Tag Archives: lancet

Opinion: The Nutt affair – or, the thin line between evidence and policy

Firstly, a disclaimer: I am a scientist, who is also interested in governance and politics, so the following post may come across as somewhat heated. Apologies, but I do feel that the recent furore over Prof. David Nutt’s sacking as Chair of the Advisory Council on the Misuse of Drugs (ACMD) goes right to the heart of why I took up both science and politics as profession and interest respectively.

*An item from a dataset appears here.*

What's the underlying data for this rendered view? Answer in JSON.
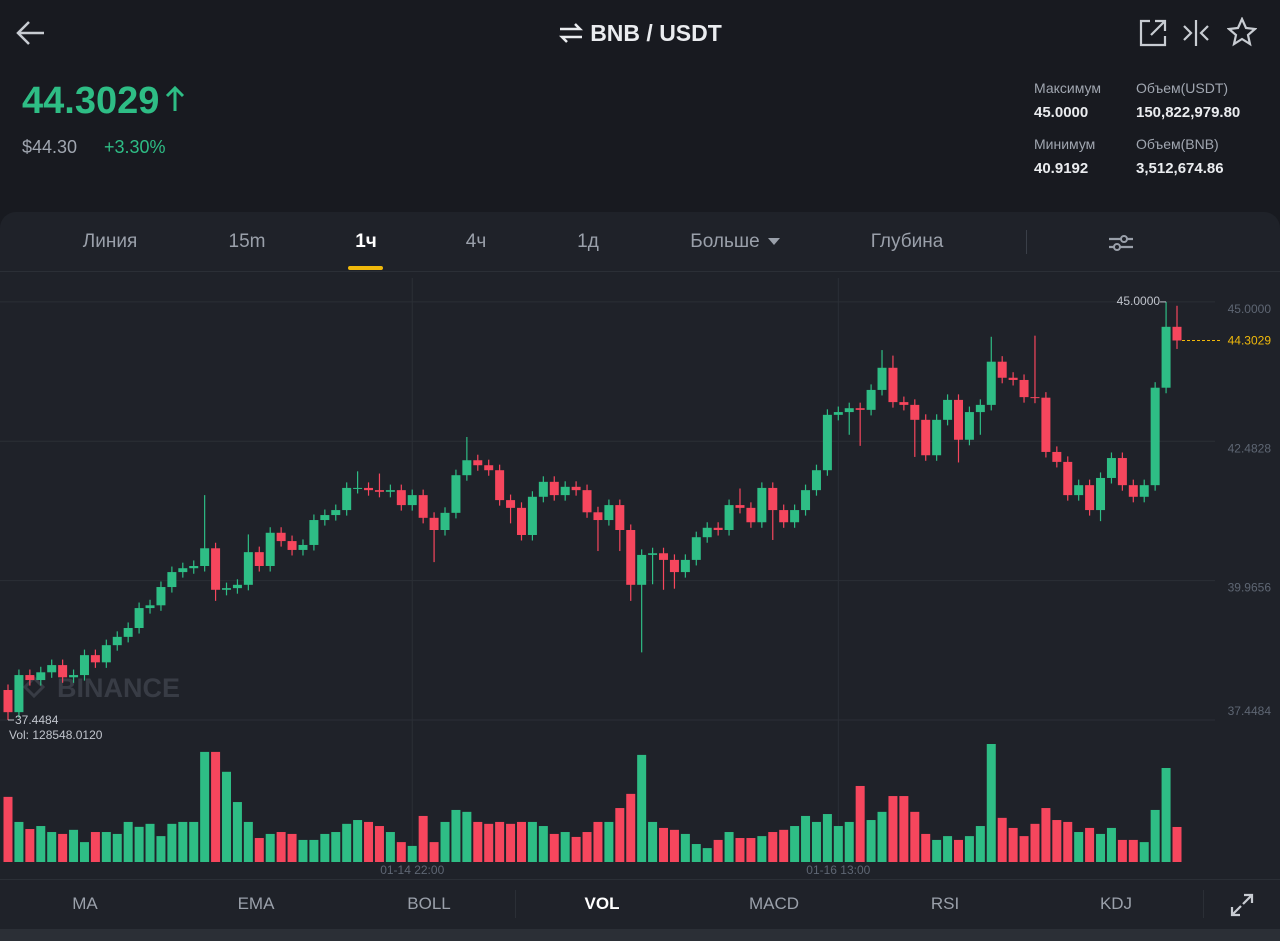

We begin with Prof. Nutt’s most recent criticism of the government’s drugs policy, which attracted headlines for claiming that alcohol, despite being legal and freely available, was more harmful than the Class A narcotic ecstasy (MDMA). At first sight this may seem like an outlandish statement to make, but the evidence, collated by Prof. Nutt, suggests otherwise; granted, the recent publication from Nutt’s The Centre for Crime and Justice Studies (CCJS) at King’s College London wasn’t peer-reviewed, but the methodologies used to calculate his ‘harm index’ were so, and published in one of the most respected medical journals, The Lancet in 2007 (the full article is behind a paywall, contact me if you want the pdf…). Just to repeat this – using what seems to me to be a robust method, taking into account everything from physical harm to the user to social harms at large, ecstasy does indeed seem to be less dangerous than alcohol, and it’s using this tried and tested method of enquiry that Nutt used to conclude that cannabis should remain a class C drug.